La sélection annoncée aujourd’hui devrait avoir un impact significatif à l’avenir.
« Les décisions du NIST comptent certainement, car de nombreuses grandes entreprises sont tenues de se conformer aux normes du NIST même si leurs propres cryptographes en chef ne sont pas d’accord avec leurs décisions », a déclaré Graham Steel, PDG de Cryptosense, une société qui fabrique des logiciels de gestion cryptographique. « Néanmoins, je pense personnellement que leurs décisions sont basées sur un raisonnement solide compte tenu de ce que nous savons actuellement sur la sécurité de ces divers problèmes mathématiques et le compromis avec les performances. »
Nadia Heninger, professeure agrégée d’informatique et d’ingénierie à l’Université de Californie à San Diego, est d’accord.
« Les algorithmes sélectionnés par le NIST seront la norme internationale de facto, sauf développements inattendus de dernière minute », a-t-elle écrit dans un e-mail. « De nombreuses entreprises attendent avec impatience que ces décisions soient annoncées afin de pouvoir les mettre en œuvre dès que possible. »

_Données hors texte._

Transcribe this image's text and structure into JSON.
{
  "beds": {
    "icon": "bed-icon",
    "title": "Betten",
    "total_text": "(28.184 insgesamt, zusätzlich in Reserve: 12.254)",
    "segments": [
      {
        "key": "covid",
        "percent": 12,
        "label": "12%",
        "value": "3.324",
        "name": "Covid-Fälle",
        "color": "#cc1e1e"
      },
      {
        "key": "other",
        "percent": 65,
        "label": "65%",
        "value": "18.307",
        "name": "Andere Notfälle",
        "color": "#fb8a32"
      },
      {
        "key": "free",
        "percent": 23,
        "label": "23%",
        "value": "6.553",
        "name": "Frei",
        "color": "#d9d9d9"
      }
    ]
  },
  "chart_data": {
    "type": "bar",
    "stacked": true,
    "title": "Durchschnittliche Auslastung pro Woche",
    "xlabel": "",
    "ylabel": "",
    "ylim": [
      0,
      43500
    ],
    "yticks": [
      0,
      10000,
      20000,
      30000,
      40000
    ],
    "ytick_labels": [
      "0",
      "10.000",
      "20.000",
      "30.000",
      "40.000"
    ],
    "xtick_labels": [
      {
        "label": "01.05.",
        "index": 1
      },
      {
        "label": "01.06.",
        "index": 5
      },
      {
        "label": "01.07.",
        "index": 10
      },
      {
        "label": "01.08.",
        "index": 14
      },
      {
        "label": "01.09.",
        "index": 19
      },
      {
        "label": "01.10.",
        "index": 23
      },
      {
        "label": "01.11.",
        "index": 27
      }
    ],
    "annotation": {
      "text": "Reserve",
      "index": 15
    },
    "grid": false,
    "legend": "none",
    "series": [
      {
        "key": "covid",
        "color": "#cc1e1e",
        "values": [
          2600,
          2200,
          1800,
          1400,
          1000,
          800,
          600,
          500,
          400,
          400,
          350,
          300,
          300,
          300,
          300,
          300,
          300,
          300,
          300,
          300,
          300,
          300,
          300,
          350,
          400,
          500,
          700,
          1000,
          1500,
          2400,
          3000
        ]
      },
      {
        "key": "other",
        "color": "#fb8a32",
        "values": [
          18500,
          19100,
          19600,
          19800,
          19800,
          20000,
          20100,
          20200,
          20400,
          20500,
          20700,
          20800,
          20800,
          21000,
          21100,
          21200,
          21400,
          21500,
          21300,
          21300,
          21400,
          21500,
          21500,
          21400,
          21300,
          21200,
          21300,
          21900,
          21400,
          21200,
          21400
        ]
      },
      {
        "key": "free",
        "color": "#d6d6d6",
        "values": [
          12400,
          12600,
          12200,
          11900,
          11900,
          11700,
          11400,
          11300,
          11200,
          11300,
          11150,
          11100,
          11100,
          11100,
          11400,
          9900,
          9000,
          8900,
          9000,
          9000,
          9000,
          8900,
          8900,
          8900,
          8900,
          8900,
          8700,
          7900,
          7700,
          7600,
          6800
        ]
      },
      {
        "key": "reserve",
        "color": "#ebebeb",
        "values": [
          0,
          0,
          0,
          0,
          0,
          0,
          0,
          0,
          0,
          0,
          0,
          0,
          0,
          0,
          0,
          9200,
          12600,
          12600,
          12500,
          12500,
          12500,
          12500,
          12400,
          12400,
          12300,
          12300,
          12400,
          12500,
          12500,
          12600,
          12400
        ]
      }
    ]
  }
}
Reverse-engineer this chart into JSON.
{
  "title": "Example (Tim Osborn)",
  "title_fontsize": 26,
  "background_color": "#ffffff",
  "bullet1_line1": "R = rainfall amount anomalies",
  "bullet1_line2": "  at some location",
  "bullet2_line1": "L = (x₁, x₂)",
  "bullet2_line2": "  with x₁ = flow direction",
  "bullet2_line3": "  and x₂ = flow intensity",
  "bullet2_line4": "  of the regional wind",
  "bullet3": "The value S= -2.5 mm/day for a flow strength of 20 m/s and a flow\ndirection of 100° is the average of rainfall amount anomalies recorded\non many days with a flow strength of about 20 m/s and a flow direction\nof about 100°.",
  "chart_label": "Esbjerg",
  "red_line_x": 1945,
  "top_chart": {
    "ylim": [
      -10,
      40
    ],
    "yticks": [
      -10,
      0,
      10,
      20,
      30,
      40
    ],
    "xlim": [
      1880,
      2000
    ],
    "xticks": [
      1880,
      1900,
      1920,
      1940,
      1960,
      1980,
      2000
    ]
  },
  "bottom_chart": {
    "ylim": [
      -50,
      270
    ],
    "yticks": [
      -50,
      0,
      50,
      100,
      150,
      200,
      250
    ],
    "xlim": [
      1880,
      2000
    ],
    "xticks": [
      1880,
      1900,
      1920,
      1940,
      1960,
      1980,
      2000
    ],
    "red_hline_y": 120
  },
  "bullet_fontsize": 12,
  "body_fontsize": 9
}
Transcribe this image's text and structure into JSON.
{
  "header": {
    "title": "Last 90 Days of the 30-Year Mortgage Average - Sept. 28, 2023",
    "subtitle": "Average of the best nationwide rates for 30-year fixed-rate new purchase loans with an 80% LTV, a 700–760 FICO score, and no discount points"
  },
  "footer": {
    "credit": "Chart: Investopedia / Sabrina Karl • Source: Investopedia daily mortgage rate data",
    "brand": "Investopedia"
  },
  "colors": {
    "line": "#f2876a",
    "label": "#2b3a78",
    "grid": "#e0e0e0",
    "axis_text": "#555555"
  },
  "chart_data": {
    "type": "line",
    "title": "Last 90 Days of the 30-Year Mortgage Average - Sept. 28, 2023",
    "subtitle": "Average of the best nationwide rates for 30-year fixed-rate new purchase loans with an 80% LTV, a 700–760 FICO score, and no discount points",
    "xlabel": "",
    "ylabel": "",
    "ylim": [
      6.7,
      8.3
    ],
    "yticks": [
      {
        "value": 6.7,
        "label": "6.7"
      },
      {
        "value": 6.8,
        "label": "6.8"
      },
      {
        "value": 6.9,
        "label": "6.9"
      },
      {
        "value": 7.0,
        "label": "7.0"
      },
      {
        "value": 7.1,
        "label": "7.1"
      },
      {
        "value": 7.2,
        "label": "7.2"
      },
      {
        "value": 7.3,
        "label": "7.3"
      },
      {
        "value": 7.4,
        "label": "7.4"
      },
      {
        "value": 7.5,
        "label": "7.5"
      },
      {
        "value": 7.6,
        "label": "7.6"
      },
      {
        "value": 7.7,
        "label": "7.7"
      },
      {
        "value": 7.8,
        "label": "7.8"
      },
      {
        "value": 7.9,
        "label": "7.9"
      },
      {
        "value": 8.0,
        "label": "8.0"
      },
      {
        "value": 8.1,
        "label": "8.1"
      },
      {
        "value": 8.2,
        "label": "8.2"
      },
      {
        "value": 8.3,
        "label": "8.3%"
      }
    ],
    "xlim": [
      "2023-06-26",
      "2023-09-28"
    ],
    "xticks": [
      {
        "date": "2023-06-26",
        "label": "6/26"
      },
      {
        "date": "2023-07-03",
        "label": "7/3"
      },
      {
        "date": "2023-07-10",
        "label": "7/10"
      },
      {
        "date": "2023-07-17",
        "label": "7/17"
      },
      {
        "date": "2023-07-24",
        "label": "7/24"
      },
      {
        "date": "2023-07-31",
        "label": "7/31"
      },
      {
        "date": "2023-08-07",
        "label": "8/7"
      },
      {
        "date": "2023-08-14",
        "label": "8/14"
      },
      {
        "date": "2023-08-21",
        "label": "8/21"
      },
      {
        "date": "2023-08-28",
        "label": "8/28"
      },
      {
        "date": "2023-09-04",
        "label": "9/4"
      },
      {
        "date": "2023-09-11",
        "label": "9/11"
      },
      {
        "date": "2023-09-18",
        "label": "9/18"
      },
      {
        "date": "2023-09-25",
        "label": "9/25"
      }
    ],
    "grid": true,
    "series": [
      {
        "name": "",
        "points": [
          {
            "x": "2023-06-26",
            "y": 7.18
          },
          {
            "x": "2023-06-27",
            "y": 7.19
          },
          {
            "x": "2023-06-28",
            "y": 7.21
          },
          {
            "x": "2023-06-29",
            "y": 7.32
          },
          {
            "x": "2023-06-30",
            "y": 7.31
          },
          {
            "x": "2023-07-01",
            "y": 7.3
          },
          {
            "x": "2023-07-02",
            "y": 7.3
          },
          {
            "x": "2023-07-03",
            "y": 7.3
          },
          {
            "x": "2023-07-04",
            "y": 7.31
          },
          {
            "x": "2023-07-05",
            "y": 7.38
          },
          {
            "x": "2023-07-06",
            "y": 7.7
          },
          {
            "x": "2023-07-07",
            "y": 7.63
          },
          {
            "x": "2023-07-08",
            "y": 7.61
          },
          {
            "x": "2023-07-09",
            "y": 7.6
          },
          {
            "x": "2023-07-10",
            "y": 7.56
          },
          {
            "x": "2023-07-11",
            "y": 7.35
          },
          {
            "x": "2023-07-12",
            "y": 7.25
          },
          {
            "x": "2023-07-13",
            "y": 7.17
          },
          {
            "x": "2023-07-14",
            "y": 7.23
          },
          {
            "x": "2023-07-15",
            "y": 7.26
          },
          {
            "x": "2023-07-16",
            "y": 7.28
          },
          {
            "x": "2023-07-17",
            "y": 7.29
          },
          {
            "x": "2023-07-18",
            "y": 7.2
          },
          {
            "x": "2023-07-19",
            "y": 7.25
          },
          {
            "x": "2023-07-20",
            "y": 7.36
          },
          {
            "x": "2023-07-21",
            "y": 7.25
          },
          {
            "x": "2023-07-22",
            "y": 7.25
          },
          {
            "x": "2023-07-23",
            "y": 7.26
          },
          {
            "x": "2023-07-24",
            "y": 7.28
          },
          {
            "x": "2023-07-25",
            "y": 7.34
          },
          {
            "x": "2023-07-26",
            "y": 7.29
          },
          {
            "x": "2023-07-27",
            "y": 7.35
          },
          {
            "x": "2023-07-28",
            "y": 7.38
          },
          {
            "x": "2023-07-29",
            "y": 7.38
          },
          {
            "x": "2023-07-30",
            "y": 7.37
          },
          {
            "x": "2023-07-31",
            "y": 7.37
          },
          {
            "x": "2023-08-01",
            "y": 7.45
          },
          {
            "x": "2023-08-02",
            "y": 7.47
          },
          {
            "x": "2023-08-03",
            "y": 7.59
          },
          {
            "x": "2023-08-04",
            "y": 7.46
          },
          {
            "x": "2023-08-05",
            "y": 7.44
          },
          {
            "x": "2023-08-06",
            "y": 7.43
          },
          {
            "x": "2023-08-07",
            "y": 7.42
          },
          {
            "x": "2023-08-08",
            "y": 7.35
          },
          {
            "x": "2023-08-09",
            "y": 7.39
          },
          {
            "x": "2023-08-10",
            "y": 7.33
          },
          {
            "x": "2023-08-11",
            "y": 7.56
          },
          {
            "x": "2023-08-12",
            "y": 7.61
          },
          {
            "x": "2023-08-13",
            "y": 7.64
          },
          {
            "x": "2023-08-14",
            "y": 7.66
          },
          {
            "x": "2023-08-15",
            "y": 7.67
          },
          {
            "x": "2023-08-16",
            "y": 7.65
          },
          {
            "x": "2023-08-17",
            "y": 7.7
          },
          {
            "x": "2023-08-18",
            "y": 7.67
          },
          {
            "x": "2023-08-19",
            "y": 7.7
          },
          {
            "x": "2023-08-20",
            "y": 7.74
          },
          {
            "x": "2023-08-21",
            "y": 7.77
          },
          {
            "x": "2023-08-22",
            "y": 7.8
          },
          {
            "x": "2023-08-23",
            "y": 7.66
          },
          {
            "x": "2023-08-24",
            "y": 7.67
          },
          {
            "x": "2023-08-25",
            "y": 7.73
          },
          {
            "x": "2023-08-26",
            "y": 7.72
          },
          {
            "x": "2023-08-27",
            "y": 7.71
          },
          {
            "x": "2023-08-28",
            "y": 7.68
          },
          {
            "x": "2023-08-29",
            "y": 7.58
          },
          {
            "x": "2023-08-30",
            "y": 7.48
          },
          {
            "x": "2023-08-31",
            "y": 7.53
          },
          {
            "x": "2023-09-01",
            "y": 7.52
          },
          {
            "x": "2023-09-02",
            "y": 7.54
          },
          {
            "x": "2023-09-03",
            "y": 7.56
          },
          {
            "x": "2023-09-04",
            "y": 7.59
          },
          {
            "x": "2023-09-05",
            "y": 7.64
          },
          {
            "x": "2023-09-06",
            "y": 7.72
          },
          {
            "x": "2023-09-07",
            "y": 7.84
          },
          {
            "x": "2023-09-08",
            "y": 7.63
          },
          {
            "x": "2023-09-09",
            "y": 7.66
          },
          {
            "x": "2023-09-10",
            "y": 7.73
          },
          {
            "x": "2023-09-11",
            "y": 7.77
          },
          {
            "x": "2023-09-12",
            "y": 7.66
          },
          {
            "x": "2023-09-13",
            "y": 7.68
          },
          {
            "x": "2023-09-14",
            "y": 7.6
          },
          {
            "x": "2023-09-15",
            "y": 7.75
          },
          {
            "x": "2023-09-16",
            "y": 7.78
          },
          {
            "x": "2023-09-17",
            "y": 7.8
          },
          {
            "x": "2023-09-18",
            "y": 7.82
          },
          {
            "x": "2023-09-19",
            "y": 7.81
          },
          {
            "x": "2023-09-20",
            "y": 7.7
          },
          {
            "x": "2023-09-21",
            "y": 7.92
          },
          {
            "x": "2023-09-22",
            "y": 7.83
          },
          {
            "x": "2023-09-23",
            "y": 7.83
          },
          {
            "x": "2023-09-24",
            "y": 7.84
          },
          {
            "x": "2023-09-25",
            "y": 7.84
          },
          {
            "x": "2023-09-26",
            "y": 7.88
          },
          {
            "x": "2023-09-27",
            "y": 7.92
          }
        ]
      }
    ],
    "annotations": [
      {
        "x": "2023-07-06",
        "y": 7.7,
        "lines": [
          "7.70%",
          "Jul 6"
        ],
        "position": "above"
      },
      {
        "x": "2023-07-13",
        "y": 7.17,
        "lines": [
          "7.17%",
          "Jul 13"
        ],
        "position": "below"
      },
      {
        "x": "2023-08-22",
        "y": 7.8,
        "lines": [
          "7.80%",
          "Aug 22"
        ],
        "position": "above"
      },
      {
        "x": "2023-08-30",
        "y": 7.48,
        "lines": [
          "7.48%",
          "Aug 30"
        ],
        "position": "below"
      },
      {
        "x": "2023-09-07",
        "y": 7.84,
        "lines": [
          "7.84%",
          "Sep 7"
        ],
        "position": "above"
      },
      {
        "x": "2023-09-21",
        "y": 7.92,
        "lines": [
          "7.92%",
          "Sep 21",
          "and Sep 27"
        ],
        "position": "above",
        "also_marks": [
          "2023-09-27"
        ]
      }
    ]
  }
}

Bien que personne ne sache exactement quand l’informatique quantique sera disponible, il est très urgent de passer au PQC dès que possible. De nombreux chercheurs estiment qu’il est probable que les criminels et les espions des États-nations enregistrent de grandes quantités de communications cryptées et les accumulent pour le jour où elles peuvent être décryptées.